7, install plug-in Elasticsearch-servicewrapper convenient management Elasticsearch service:

Download the service folder from Https://github.com/elastic/elasticsearch-servicewrapper and put it in the ES bin directory. How do I upload a folder? Refer to the previous blog post, hehe, with the SCP command.

Report:
./elasticsearch Console ——-front-desk operation
./elasticsearch Start ——-background run
./elasticsearch install ——-Add to System Auto-start
./elasticsearch Remove ——-Cancel Auto-start with system

./elasticsearch Stop

8, the back of the two plug-in head and Bigdesk is for the cluster management, I in this example is only a single-machine installation, so there is no need to install the two plug-ins, there is a need to refer to the following links:

http://blog.csdn.net/a806267365/article/details/51020633

or more links can refer to learning communication:

http://blog.csdn.net/sinat_28224453/article/details/51134978

This article also refers to the following links:

http://blog.csdn.net/cnweike/article/details/33736429

Elasticsearch Overview and single-machine elasticsearch installation under Linux

Contact Us

The content source of this page is from Internet, which doesn't represent Alibaba Cloud's opinion; products and services mentioned on that page don't have any relationship with Alibaba Cloud. If the content of the page makes you feel confusing, please write us an email, we will handle the problem within 5 days after receiving your email.

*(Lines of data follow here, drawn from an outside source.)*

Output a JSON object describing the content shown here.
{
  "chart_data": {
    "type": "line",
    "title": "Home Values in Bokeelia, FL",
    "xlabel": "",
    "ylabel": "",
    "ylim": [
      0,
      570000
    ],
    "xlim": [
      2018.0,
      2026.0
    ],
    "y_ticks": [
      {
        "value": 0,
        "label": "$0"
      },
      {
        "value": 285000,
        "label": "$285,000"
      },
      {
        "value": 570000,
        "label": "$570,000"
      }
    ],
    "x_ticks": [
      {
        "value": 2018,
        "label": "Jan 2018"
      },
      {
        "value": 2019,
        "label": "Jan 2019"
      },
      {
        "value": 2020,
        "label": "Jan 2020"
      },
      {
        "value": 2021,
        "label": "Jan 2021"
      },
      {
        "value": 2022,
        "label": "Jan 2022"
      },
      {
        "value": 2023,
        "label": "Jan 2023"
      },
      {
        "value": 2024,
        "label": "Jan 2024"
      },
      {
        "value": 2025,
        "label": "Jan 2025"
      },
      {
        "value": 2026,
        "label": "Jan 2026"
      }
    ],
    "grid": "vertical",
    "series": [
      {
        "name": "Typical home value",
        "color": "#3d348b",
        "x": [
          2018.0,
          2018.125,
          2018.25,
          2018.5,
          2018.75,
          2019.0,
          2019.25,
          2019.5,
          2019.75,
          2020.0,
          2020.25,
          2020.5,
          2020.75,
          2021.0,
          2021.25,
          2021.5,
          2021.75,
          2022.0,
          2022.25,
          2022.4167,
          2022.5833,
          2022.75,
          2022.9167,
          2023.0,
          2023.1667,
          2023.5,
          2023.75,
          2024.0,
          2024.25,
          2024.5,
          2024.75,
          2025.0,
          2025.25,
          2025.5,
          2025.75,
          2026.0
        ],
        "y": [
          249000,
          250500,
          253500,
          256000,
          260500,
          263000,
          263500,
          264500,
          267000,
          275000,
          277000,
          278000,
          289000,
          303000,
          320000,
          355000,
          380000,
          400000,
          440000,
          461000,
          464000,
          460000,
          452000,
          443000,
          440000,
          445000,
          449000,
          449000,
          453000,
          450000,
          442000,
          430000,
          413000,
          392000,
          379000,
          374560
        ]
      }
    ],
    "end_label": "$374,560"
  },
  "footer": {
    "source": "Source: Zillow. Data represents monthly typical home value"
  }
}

If you find any instances of plagiarism from the community, please send an email to: info-contact@alibabacloud.com and provide relevant evidence. A staff member will contact you within 5 working days.

A Free Trial That Lets You Build Big!

Start building with 50+ products and up to 12 months usage for Elastic Compute Service

  • Sales Support

    1 on 1 presale consultation

  • After-Sales Support

    24/7 Technical Support 6 Free Tickets per Quarter Faster Response

  • Alibaba Cloud offers highly flexible support services tailored to meet your exact needs.